Market pressure on candidates alone is not the answer. Recruiters and hiring managers also shoulder some of the responsibility. At a macro level candidates are responding to signals sent into the applicant stream by virtue of how recruiters and hiring managers respond. In an attempt to be all things to the right employers, candidates are responding to the business of filtering engaged in by many in the recruiting profession. In the sake of expediency and to tackle the volume of incoming inquiries the recruiting staff spends a big chunk of time screening incoming resumes in the hopes that the perfect person appears. They are filtering, not recruiting. Key word identification was the first big introduction of technology in the recruiting process. Instead of plowing through piles of paper a recruiter could do a key word search for something on the resume, like intellectual property, and instantly locate the candidates with that word in their resume. It didn’t take long for candidates to get the message and start adding key words even if it was a fraction of their overall expertise. Boom, the vicious cycle was born.

Don’t get me wrong, key word search capability is a helpful tool. Unfortunately it contributes to a process that is designed like a sieve. It excludes people without the right word but makes no distinction as to relative strength of other characteristics that may be relevant. Yet recruiters are usually the first to say that their best candidates do not come from whoever happens to land in their inbox, particularly where a niche skill set is required. The recruiter who affirmatively reaches out to those with the necessary skills and expertise is more apt to zero in on the right candidate. A focused approach adopts a process that is designed more like a target, where the center circle encompasses all appropriate requirements. Less filtering and more recruiting is in order.

Even though it is a bit of a catch-22, the filtering cycle can be broken if both candidates and hiring decision makers contribute to the solution. Candidates need to cut the fluff and focus on the substance of what they have to offer. Tell us who you are, what you do, where you learned it, and who you have done it for and when. Don’t write what you think a recruiter wants to hear, just tell it like it is. Recruiters need to get off the filtering treadmill and build pipelines of qualified prospects. You can add value to the hiring managers and increase the quality of the overall outcome by knowing their business wherever possible and using technology to track who you want rather than just who randomly finds you.
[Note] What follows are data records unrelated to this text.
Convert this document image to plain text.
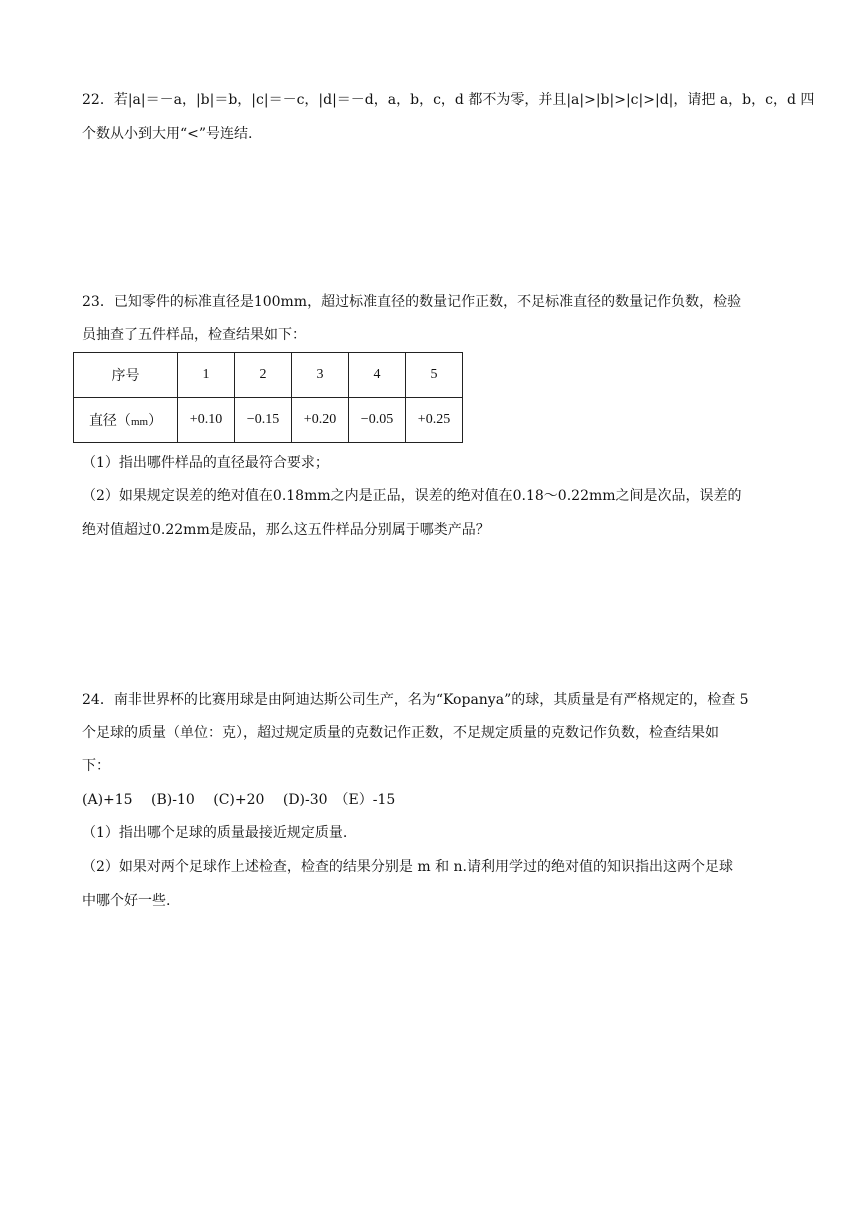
22．若|a|＝－a，|b|＝b，|c|＝－c，|d|＝－d，a，b，c，d 都不为零，并且|a|>|b|>|c|>|d|，请把 a，b，c，d 四
个数从小到大用“<”号连结.
23．已知零件的标准直径是100mm，超过标准直径的数量记作正数，不足标准直径的数量记作负数，检验
员抽查了五件样品，检查结果如下：
序号	1	2	3	4	5
直径（mm）	+0.10	−0.15	+0.20	−0.05	+0.25
（1）指出哪件样品的直径最符合要求；
（2）如果规定误差的绝对值在0.18mm之内是正品，误差的绝对值在0.18～0.22mm之间是次品，误差的
绝对值超过0.22mm是废品，那么这五件样品分别属于哪类产品？
24．南非世界杯的比赛用球是由阿迪达斯公司生产，名为“Kopanya”的球，其质量是有严格规定的，检查 5
个足球的质量（单位：克），超过规定质量的克数记作正数，不足规定质量的克数记作负数，检查结果如
下：
(A)+15　 (B)-10　 (C)+20　 (D)-30　（E）-15
（1）指出哪个足球的质量最接近规定质量.
（2）如果对两个足球作上述检查，检查的结果分别是 m 和 n.请利用学过的绝对值的知识指出这两个足球
中哪个好一些.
Hiring managers can help by educating their recruiting partners about their business, focusing on candidate skills and competencies in evaluating prospective hires, and being realistic about the timeline it takes to find the right person. Employers that don’t have the resources internally to do this can and should engage an external resource appropriate to the relevant area of expertise.

Before internet technology was widely adopted in the recruiting process, like many recruiters I literally clawed through stacks of cover letters and resumes on a daily basis until it felt like my eyeballs were on fire. I cannot begin to fathom how many resumes I have looked at during my 18+ years of recruiting and let me tell you I have seen the gamut. Behind every resume is a person whose talents and value will accelerate in the right environment. We’ll all be better off if the obstacles are cleared and the state of the resume can shine.